In 1994, David Thompson took the message he received -- to pivot from performing surgery to teaching it -- to a meeting of missionary surgeons in Brackenhurst, Kenya. The vision was to post a U.S. board-certified surgeon at a Christian hospital with reasonable capacity, and to augment the teaching by luring other surgeons, perhaps 10 or 15 each year, to visit the hospital for short-term teaching stints. Almost no one thought it could work.
Thompson took on his first resident in 1997, in Gabon, as a pilot program. "Within about five years I had enough help that I got my life back. And the other hospitals saw that it was working and it kind of starting spreading," Thompson said. The organization grew in fits and starts, some early programs going under while others managed to flourish. In 2011, Thompson's organization, the
Pan African Academy of Christian Surgeons (PAACS), was training 43 residents at 10 hospitals across the continent. It has 28 graduates, all of whom remain in Africa, working for underserved populations. The organization's operating budget for 2011 was $550,000.
Mbingo Hospital is tucked high in a lush valley near Bamenda, a city of half a million in northwest Cameroon. It's the home of the largest residency run by PAACS, and Jim Brown, from South Carolina, is the program's associate director.
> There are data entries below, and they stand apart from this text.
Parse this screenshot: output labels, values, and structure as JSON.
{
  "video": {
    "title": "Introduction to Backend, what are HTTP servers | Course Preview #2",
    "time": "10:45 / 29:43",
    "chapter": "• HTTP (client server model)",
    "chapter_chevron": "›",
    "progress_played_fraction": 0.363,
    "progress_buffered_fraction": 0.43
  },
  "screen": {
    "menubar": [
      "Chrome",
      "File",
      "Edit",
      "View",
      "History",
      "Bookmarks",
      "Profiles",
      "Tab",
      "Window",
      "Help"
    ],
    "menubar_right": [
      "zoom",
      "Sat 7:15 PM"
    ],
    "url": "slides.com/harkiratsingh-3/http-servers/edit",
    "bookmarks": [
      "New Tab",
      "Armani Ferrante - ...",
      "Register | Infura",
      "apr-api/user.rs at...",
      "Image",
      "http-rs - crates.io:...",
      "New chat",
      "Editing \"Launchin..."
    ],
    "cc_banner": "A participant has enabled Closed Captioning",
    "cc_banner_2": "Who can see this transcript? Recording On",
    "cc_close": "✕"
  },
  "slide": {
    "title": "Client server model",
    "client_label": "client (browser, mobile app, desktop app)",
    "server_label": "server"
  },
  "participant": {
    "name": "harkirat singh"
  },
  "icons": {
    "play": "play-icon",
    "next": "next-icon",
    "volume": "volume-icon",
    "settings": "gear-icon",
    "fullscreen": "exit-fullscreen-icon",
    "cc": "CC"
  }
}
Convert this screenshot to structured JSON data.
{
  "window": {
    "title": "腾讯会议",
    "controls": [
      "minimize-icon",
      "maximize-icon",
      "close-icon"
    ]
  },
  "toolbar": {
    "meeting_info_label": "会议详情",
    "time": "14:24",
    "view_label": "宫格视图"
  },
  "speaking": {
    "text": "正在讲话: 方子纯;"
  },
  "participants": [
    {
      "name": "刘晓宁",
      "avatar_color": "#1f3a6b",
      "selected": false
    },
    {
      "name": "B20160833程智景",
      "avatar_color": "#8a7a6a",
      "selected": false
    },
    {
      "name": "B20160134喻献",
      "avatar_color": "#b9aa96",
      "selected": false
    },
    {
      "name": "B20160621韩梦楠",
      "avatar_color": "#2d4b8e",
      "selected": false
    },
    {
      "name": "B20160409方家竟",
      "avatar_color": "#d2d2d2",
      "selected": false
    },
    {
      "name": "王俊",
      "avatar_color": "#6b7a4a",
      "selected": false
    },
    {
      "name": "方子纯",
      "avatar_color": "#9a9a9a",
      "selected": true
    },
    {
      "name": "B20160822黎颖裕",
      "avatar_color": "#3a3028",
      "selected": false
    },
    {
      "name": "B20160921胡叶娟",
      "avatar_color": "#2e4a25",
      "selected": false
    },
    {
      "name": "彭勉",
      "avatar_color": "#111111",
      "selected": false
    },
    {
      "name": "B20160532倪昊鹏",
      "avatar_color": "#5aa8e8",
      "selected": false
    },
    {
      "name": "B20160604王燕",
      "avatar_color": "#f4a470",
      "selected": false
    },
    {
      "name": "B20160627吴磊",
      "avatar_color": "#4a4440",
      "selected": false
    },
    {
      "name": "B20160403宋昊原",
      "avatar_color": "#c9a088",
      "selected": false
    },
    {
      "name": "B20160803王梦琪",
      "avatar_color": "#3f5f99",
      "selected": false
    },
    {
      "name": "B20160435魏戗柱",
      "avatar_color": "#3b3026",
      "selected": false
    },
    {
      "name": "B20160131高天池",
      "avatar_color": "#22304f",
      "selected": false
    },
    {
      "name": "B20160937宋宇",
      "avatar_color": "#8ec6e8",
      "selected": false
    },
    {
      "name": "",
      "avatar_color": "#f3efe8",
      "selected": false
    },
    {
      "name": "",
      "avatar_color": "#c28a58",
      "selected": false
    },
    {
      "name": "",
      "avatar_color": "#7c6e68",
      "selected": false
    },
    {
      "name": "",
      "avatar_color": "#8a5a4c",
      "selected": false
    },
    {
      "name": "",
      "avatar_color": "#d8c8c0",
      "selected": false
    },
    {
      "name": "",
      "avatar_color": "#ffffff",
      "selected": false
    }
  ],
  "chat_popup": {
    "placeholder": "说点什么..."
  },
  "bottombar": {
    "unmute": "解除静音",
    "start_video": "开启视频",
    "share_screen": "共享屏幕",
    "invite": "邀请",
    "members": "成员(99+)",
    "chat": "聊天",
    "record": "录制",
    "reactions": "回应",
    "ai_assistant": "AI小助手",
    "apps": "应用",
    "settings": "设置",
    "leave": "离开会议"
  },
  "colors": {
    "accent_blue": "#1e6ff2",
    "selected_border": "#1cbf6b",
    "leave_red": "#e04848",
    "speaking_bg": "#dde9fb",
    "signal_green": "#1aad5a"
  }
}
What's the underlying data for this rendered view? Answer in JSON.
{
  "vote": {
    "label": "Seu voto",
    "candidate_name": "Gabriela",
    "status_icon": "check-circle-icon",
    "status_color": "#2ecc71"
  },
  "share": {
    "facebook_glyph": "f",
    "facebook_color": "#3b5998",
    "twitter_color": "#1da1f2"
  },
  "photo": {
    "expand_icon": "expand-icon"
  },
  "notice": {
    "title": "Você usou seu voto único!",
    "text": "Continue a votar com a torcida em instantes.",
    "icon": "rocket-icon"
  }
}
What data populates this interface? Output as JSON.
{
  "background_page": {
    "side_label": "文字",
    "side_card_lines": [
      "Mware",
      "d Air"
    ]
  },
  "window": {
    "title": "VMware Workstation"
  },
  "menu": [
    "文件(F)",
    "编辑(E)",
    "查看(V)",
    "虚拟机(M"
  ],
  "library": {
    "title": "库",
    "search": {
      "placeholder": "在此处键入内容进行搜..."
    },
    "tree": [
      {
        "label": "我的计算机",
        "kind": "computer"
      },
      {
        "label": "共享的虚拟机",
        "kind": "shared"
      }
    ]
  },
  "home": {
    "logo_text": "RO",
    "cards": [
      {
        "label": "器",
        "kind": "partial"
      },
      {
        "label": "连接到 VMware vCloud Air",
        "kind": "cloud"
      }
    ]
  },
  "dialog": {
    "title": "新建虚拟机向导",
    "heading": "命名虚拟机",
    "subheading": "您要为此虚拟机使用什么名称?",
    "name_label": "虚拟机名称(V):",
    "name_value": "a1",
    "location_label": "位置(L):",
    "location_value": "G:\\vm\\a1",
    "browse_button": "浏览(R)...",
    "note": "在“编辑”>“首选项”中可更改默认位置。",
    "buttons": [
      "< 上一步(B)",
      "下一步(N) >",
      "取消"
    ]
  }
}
The site was founded as a leprosy clinic in 1952, and became a hospital a decade later. Today, it's a sprawl of low yellow buildings with red metal roofs. The entire place looks like it was laid with perfect rolls of sod, millennia ago, and then left to grow wild.
On my first night at the hospital, I asked a visiting pediatric surgeon, Jacob Stephenson, who trained at UCSF and University of Washington, how the skill of the PAACS trainees compared to that of his residents at home in Virginia. "In terms of technical skills, I would say they're comparable, maybe even a little better," he said. "In other ways I'd say they're stronger." Overwhelmingly, the string of surgeons that visited Mbingo while I was there agreed with Stephenson's assessment, particularly on the strength of the residents' diagnostic skills and judgement. "They are very good at problem solving and making clinical decisions with much less technology to rely on," Stephenson said. "You can't just tick a box and order a CT scan. That means you have to get very good with other ways of assessing a patient."